Citarlo come fonte d’ispirazione per Babbobecco sarebbe eccessivo: il termine di paragone è davvero troppo alto (e, per di più, ho letto Il Grande Gatsby solo dopo la stesura del romanzo). Comunque, vorrei parlare qui di Francis Scott Fitzgerald. La sua fu una vita breve e tormentata: nato a Saint Paul (Minnesota) nel 1896, si spense a Hollywood nel 1940, all’età di quarantaquattro anni.
FSC è indubbiamente uno degli autori più importanti della cosiddetta Età del Jazz. Acquisì notorietà da giovanissimo, dopo la pubblicazione del suo primo romanzo, il dirompente Di qua dal Paradiso, nel 1920. Seguirono Belli e dannati (1922) e quello che viene considerato il suo capolavoro, Il Grande Gatsby (1925). È la storia di un giovane (Jay Gatsby, appunto), che si è conquistato, con mezzi leciti e meno, una propria rispettabilità e onorabilità negli Stati Uniti degli anni Venti. Ora è ricco e organizza lussuosissime feste, ma il suo unico desiderio è far rifiorire l’amore con Daisy, che un giorno di qualche anno prima lo ha respinto ed è ora sposata a un tal Buchanan. Fra tenerezza e irriverenza, romanticismo e disperazione, un libro che riporta ai fasti e alle contraddizioni di un’epoca lontana, i Roaring Twenties. Ne sono stati tratti due film: la prima versione, diretta da Elliott Nugent, risale al 1949, mentre più nota è quella del 1974, firmata da Jack Clayton, che vede come interpreti principali Robert Redford, Mia Farrow e Sam Waterston.
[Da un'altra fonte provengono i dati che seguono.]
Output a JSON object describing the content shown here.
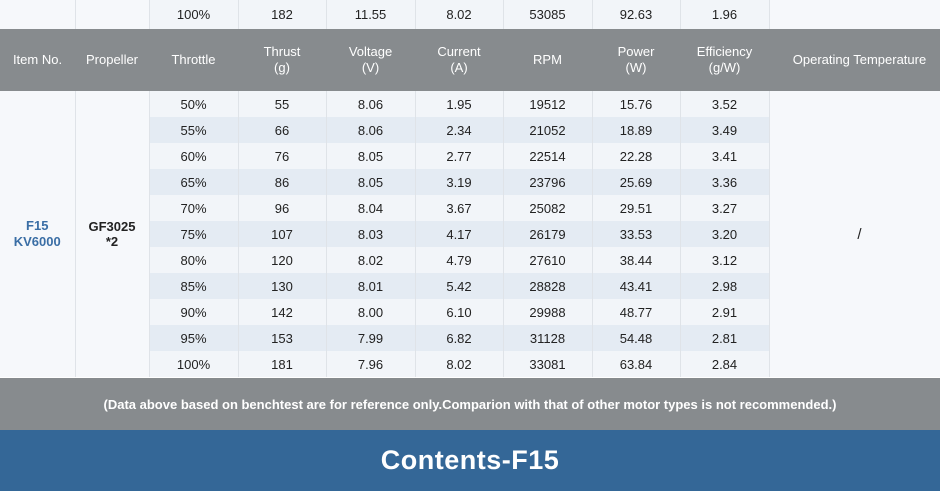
{
  "top_row": [
    "100%",
    "182",
    "11.55",
    "8.02",
    "53085",
    "92.63",
    "1.96"
  ],
  "headers": {
    "item_no": "Item No.",
    "propeller": "Propeller",
    "throttle": "Throttle",
    "thrust": "Thrust",
    "thrust_unit": "(g)",
    "voltage": "Voltage",
    "voltage_unit": "(V)",
    "current": "Current",
    "current_unit": "(A)",
    "rpm": "RPM",
    "power": "Power",
    "power_unit": "(W)",
    "efficiency": "Efficiency",
    "efficiency_unit": "(g/W)",
    "operating_temperature": "Operating Temperature"
  },
  "item": {
    "line1": "F15",
    "line2": "KV6000"
  },
  "propeller": {
    "line1": "GF3025",
    "line2": "*2"
  },
  "operating_temperature": "/",
  "rows": [
    [
      "50%",
      "55",
      "8.06",
      "1.95",
      "19512",
      "15.76",
      "3.52"
    ],
    [
      "55%",
      "66",
      "8.06",
      "2.34",
      "21052",
      "18.89",
      "3.49"
    ],
    [
      "60%",
      "76",
      "8.05",
      "2.77",
      "22514",
      "22.28",
      "3.41"
    ],
    [
      "65%",
      "86",
      "8.05",
      "3.19",
      "23796",
      "25.69",
      "3.36"
    ],
    [
      "70%",
      "96",
      "8.04",
      "3.67",
      "25082",
      "29.51",
      "3.27"
    ],
    [
      "75%",
      "107",
      "8.03",
      "4.17",
      "26179",
      "33.53",
      "3.20"
    ],
    [
      "80%",
      "120",
      "8.02",
      "4.79",
      "27610",
      "38.44",
      "3.12"
    ],
    [
      "85%",
      "130",
      "8.01",
      "5.42",
      "28828",
      "43.41",
      "2.98"
    ],
    [
      "90%",
      "142",
      "8.00",
      "6.10",
      "29988",
      "48.77",
      "2.91"
    ],
    [
      "95%",
      "153",
      "7.99",
      "6.82",
      "31128",
      "54.48",
      "2.81"
    ],
    [
      "100%",
      "181",
      "7.96",
      "8.02",
      "33081",
      "63.84",
      "2.84"
    ]
  ],
  "note": "(Data above based on benchtest are for reference only.Comparion with that of other motor types is not recommended.)",
  "footer_title": "Contents-F15"
}
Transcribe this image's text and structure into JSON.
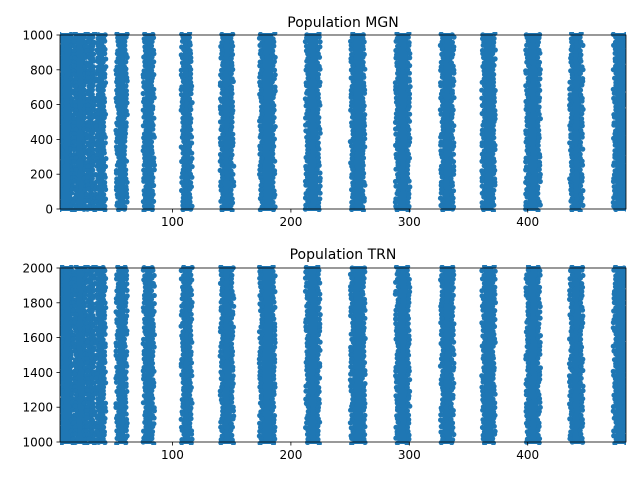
{
  "chart_data": [
    {
      "type": "scatter",
      "title": "Population MGN",
      "xlabel": "",
      "ylabel": "",
      "xlim": [
        5,
        483
      ],
      "ylim": [
        0,
        1000
      ],
      "xticks": [
        100,
        200,
        300,
        400
      ],
      "yticks": [
        0,
        200,
        400,
        600,
        800,
        1000
      ],
      "grid": false,
      "series": [
        {
          "color": "#1f77b4",
          "neuron_range": [
            0,
            1000
          ],
          "burst_bands": [
            [
              5,
              16
            ],
            [
              17,
              27
            ],
            [
              28,
              34
            ],
            [
              36,
              43
            ],
            [
              53,
              61
            ],
            [
              76,
              84
            ],
            [
              108,
              116
            ],
            [
              141,
              151
            ],
            [
              174,
              186
            ],
            [
              213,
              224
            ],
            [
              251,
              262
            ],
            [
              289,
              300
            ],
            [
              327,
              337
            ],
            [
              362,
              372
            ],
            [
              399,
              410
            ],
            [
              436,
              446
            ],
            [
              473,
              483
            ]
          ]
        }
      ]
    },
    {
      "type": "scatter",
      "title": "Population TRN",
      "xlabel": "",
      "ylabel": "",
      "xlim": [
        5,
        483
      ],
      "ylim": [
        1000,
        2000
      ],
      "xticks": [
        100,
        200,
        300,
        400
      ],
      "yticks": [
        1000,
        1200,
        1400,
        1600,
        1800,
        2000
      ],
      "grid": false,
      "series": [
        {
          "color": "#1f77b4",
          "neuron_range": [
            1000,
            2000
          ],
          "burst_bands": [
            [
              5,
              16
            ],
            [
              17,
              27
            ],
            [
              28,
              34
            ],
            [
              36,
              43
            ],
            [
              53,
              61
            ],
            [
              76,
              84
            ],
            [
              108,
              116
            ],
            [
              141,
              151
            ],
            [
              174,
              186
            ],
            [
              213,
              224
            ],
            [
              251,
              262
            ],
            [
              289,
              300
            ],
            [
              327,
              337
            ],
            [
              362,
              372
            ],
            [
              399,
              410
            ],
            [
              436,
              446
            ],
            [
              473,
              483
            ]
          ]
        }
      ]
    }
  ]
}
La vita di FSC non fu facile e anche il suo successo è arrivato, più che altro, postumo. Dopo Il Grande Gatsby, completò solo un altro romanzo, Tenera è la notte (1934), mentre Gli Ultimi Fuochi rimase incompiuto. Dopo la sua morte, iniziò una fortissima rivalutazione della sua opera, tanto che oggi Francis Scott Fitzgerald è considerato giustamente uno dei maggiori scrittori americani del ventesimo secolo. Tra i suoi estimatori, figura Haruki Murakami, che ne ha tradotto alcuni testi in giapponese e lo cita ripetutamente nel suo libro più noto, Norwegian Wood.